Durante los primeros meses de vida, muchos bebés atraviesan episodios de llanto intenso difíciles de calmar. Algunos se muestran incómodos después de las tomas, encogen las piernas, tienen gases frecuentes o parecen molestos especialmente por la tarde y la noche. En muchos casos, estos síntomas se relacionan con los conocidos cólicos del lactante.
Aunque suelen generar preocupación y agotamiento en las familias, este problema es relativamente frecuente durante los primeros meses. Desde FisioClinics Logroño ayudamos a las familias mediante fisioterapia pediátrica orientada a aliviar el malestar digestivo y mejorar el bienestar del bebé.
¿Qué son los cólicos del lactante?
Los cólicos del lactante se caracterizan por episodios de llanto intenso y dificultad para consolar al bebé, generalmente acompañados de molestias digestivas y acumulación de gases.
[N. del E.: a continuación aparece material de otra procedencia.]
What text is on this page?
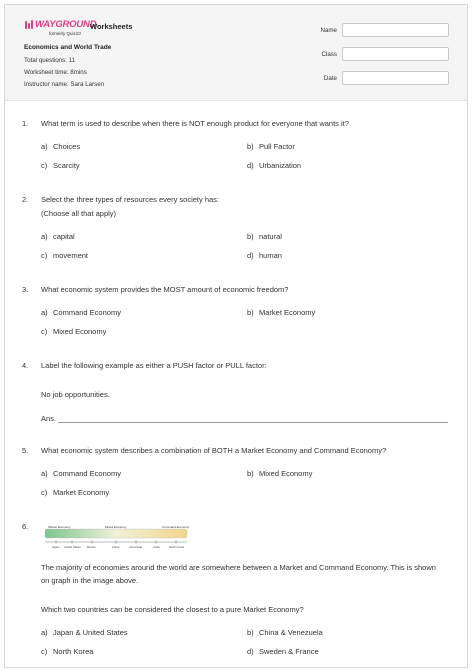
WAYGROUND
formerly Quizizz
Worksheets
Economics and World Trade
Total questions: 11
Worksheet time: 8mins
Instructor name: Sara Larsen
Name
Class
Date
1. What term is used to describe when there is NOT enough product for everyone that wants it?
a) Choices	b) Pull Factor
c) Scarcity	d) Urbanization
2. Select the three types of resources every society has:
(Choose all that apply)
a) capital	b) natural
c) movement	d) human
3. What economic system provides the MOST amount of economic freedom?
a) Command Economy	b) Market Economy
c) Mixed Economy
4. Label the following example as either a PUSH factor or PULL factor:
No job opportunities.
Ans.
5. What economic system describes a combination of BOTH a Market Economy and Command Economy?
a) Command Economy	b) Mixed Economy
c) Market Economy
6.	Market Economy	Mixed Economy	Command Economy
Japan United States Mexico	China	Venezuela	Cuba	North Korea
The majority of economies around the world are somewhere between a Market and Command Economy. This is shown on graph in the image above.
Which two countries can be considered the closest to a pure Market Economy?
a) Japan & United States	b) China & Venezuela
c) North Korea	d) Sweden & France
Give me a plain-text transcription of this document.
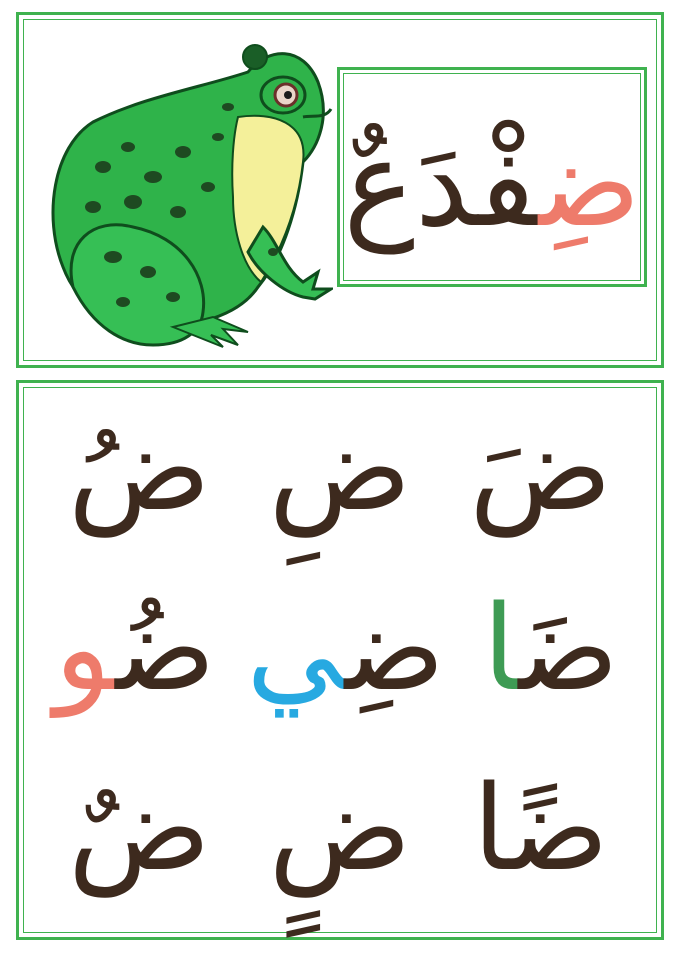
ضِفْدَعٌ
ضَ
ضِ
ضُ
ضَا
ضِي
ضُو
ضًا
ضٍ
ضٌ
Aunque no siempre existe una causa única, el sistema digestivo del bebé todavía está madurando durante los primeros meses de vida, lo que puede favorecer molestias abdominales e incomodidad.
Es habitual que los síntomas aparezcan especialmente:
- Después de las tomas
- Durante la tarde o la noche
- En bebés con dificultad para expulsar gases
- Cuando existe tensión abdominal o irritabilidad frecuente
Señales frecuentes que suelen preocupar a los padres
Cada bebé se comporta de manera diferente, pero existen algunas señales habituales en los cólicos del lactante.
Muchas familias describen situaciones como:
- Llanto intenso difícil de calmar
- Gases frecuentes
- Abdomen tenso o hinchado
- Piernas flexionadas hacia el abdomen
- Irritabilidad después de comer
- Dificultad para descansar o dormir
Aunque estos episodios suelen mejorar con el tiempo, pueden generar mucha preocupación y cansancio familiar.
¿Por qué algunos bebés acumulan tantos gases?
En los primeros meses, el sistema digestivo todavía está aprendiendo a funcionar correctamente. Algunos bebés tragan más aire durante las tomas o tienen mayor dificultad para movilizar gases y contenido intestinal.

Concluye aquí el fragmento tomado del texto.